1694 hat Jakob I. Bernoulli erstmals nachweislich die Gleichungen der Klothoide niedergeschrieben, aber weder zeichnete er die Kurve, noch berechnete er sie numerisch. Dies hat dann 1743 Leonard Euler getan, als er sie bei der Untersuchung von spiralförmig aufgewickelten Sprungfedern wiederentdeckte.[1] Allerdings konnte er erst 1781 ihre asymptotischen Endpunkte bestimmen. Im Jahr 1874 hat der französische Physiker Alfred Cornu sie dann nochmals unabhängig bei Beugungsberechnungen entdeckt und untersucht. Daher wird sie in der angelsächsischen Literatur auch als Euler-(Cornu-)Spirale bezeichnet.
1937 wurde die Kurve durch L. Oerley erstmals für die Straßenplanung benutzt und wurde 1954 mit einem umfassenden Tafelwerk (Kasper, Schürba, Lorenz) für Trassierungs- und Absteckungsarbeiten in der Baupraxis allgemein zugänglich gemacht. In diesem Tafelwerk wird durchgängig Klotoide (ohne „h“) geschrieben. Auch die alten Ausgaben des Taschenbuch der Mathematik (Bronstein-Semendjajew) bevorzugen diese Schreibweise. Die Schreibweise laut Duden ist Klothoide.
Die Klothoide wird als Übergangsbogen bei Kurven im Straßenbau und im Eisenbahnbau eingesetzt. Ihr Krümmungsverlauf nimmt linear zu und dient einer ruckfreien Fahrdynamik.

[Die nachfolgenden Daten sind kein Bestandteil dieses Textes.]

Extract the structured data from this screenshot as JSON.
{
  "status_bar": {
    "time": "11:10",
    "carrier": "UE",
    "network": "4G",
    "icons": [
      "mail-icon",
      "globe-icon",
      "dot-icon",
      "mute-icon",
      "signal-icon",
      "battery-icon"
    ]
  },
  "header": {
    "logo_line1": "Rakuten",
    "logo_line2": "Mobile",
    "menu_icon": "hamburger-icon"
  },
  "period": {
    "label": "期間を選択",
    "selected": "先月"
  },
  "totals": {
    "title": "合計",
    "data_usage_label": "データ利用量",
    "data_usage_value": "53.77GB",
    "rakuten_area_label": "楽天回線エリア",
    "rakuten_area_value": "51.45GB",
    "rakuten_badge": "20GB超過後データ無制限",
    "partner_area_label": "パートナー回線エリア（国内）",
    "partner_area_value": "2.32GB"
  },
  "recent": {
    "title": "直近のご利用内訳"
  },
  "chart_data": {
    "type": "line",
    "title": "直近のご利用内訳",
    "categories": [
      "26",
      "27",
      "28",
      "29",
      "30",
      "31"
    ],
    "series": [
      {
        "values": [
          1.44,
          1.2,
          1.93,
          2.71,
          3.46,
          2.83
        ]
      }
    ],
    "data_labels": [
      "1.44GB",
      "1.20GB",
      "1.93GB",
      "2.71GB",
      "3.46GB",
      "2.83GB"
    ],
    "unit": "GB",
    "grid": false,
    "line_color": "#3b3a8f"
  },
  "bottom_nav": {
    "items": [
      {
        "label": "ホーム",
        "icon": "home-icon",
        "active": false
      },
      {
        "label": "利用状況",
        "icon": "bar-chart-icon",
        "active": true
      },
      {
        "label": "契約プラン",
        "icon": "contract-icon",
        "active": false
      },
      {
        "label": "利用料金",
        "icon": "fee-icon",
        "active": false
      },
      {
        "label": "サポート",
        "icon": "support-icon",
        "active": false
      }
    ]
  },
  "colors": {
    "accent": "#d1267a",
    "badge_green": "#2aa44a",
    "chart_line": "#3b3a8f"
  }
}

Ruckfrei bedeutet mathematisch, dass die Krümmung der Kurve eine stetige Funktion der Länge ist.
In den heutigen Trassierungs- und CAD-Programmen ist die numerische Berechnung von Klothoiden in der Programmbibliothek integriert und erfolgt automatisch.
Inhaltsverzeichnis
1 Klothoidengleichung
2 Einheitsklothoide
3 Moderne Berechnungsverfahren
4 Anwendung in der Optik
5 Definition der Klothoide mittels Fresnelschen Integralen
6 Anwendung im Verkehrswegebau
6.1 Klothoide als Trassierungselement
6.2 Berechnung einer Achse mit Klothoiden als Übergangselementen
6.3 Kennstellen der Klothoide und Einsatzgrenzen
6.4 Zeichnerische Darstellung einer Achse
7 Literatur
8 Weblinks
9 Einzelnachweise
Klothoidengleichung
Der Krümmungsradius dieser Kurve ist bzw. soll sein: umgekehrt proportional zur Länge ihres Bogens, formal mit der Großbuchstabenkonvention in der Straßenbauernormen ausgedrückt:
R=\frac{A^2}{L},\quad L>0,
wobei R den Krümmungsradius, L die Länge des Kurvenbogens vom festgewählten Kurvenausgangspunkt zum betrachteten Kurvenpunkt und A eine beliebige, aber feste, positive, reelle Konstante bezeichnet.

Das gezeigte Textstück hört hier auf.